Delayed Discovery Rule in California
What is Delayed Discovery Rule?
California's delayed discovery rule states that the statute of limitations does not run until the claimant discovers the injury or loss forming the basis of their claim. When a wrongful act gives rise to a suit, the statute of limitations begins to run.
Personal injury claims in California generally have a two-year statute of limitations. This two-year period is the limit within which a plaintiff can file a lawsuit. The failure to do so generally bars a party from bringing a claim.
Depending on the nature of the claim, the applicable statute of limitations may differ. Medical malpractice and legal malpractice cases have a statute of limitations of one year, while personal injury cases have a two-year statute of limitations.
Generally, a limitations period may be tolled or suspended for a period of time, such as when the defendant is a minor, a minor under the age of 18, or when the defendant is out of state. In a sense, the discovery rule is an equitable tolling rule.
Statute of Limitations
Statutory limitations in California refer to the period of time by which a person must file a lawsuit or civil claim. A plaintiff cannot file a claim or sue for compensatory damages once the limitations period expires, according to state law.

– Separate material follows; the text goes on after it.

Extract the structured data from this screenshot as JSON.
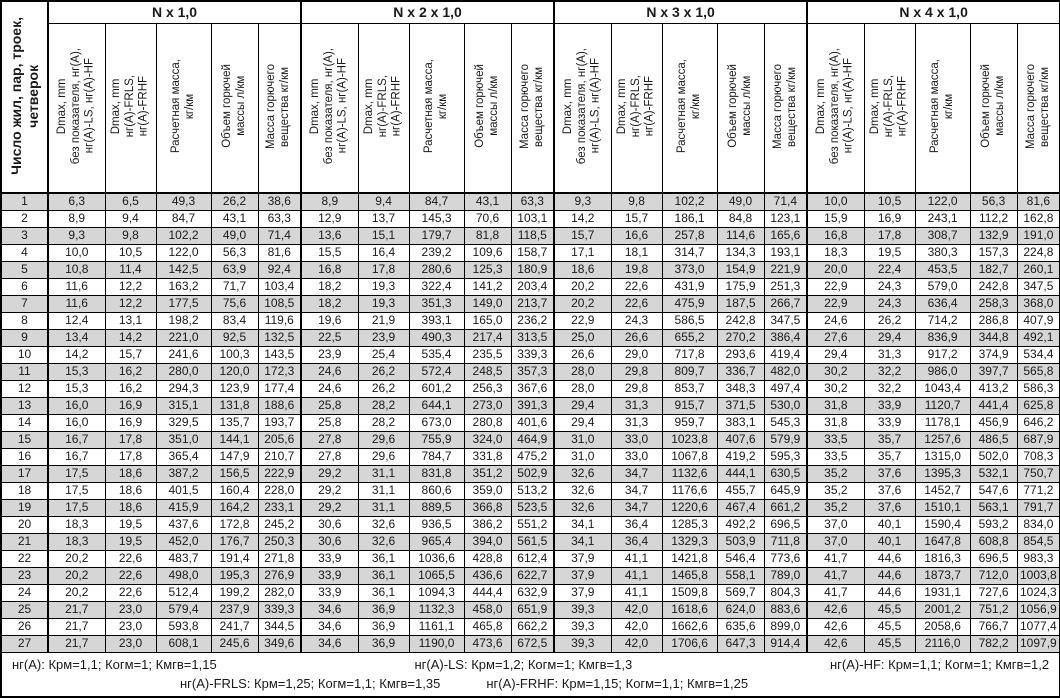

California personal injury cases generally have a two-year statute of limitations from the date of the injury. Injury or tort cases involving automobile accidents, negligent causes of accidents, dog bites, slip and fall accidents, and products liability claims are subject to a two-year waiting period.
Different types of claims have different limitations periods. Written contracts, for example, are subject to time limits of one to four years. Similarly, the statute of limitations for cases of wrongful birth is six years. A party contemplating a lawsuit may wish to speak to an attorney/law office for legal advice on when the action accrued and when the statute of limitations runs.
Delayed Discovery Rule
Equitable tolling is the principle of delayed discovery. Unless the injured party knew of their injuries, the statute of limitations does not begin to run until that time. In addition, the rule applies in situations where the plaintiff knew of facts that would have led a reasonable person to suspect that harm had been caused by someone's wrongdoing, or if a reasonable diligence and good-faith investigation could not have revealed that a harmful product or situation contributed to the plaintiff's harm.
“Tolling” of the Statute of Limitations
The statue of limitations may be suspended or may not begin running for a certain period of time. Under California law, the statute of limitations may be tolled when the defendant is under 18 years of age, out of the country, or incarcerated. A time limit begins to run or resumes when the tolling condition is over. There can be a lot of complications in tolling cases.
Establishment of Statute of Limitations
The purpose of statutes of limitations is to ensure basic fairness and public policy. Sometimes witnesses move away, documents are destroyed accidentally, and memories fade over time. Evidence in all such situations is less trustworthy, and it is generally considered unfair for a plaintiff to assert a claim based on such weak grounds.
By establishing a limitations period, plaintiffs are essentially encouraged to pursue their claims diligently and are prevented from having to defend against "stale" claims that are filed later.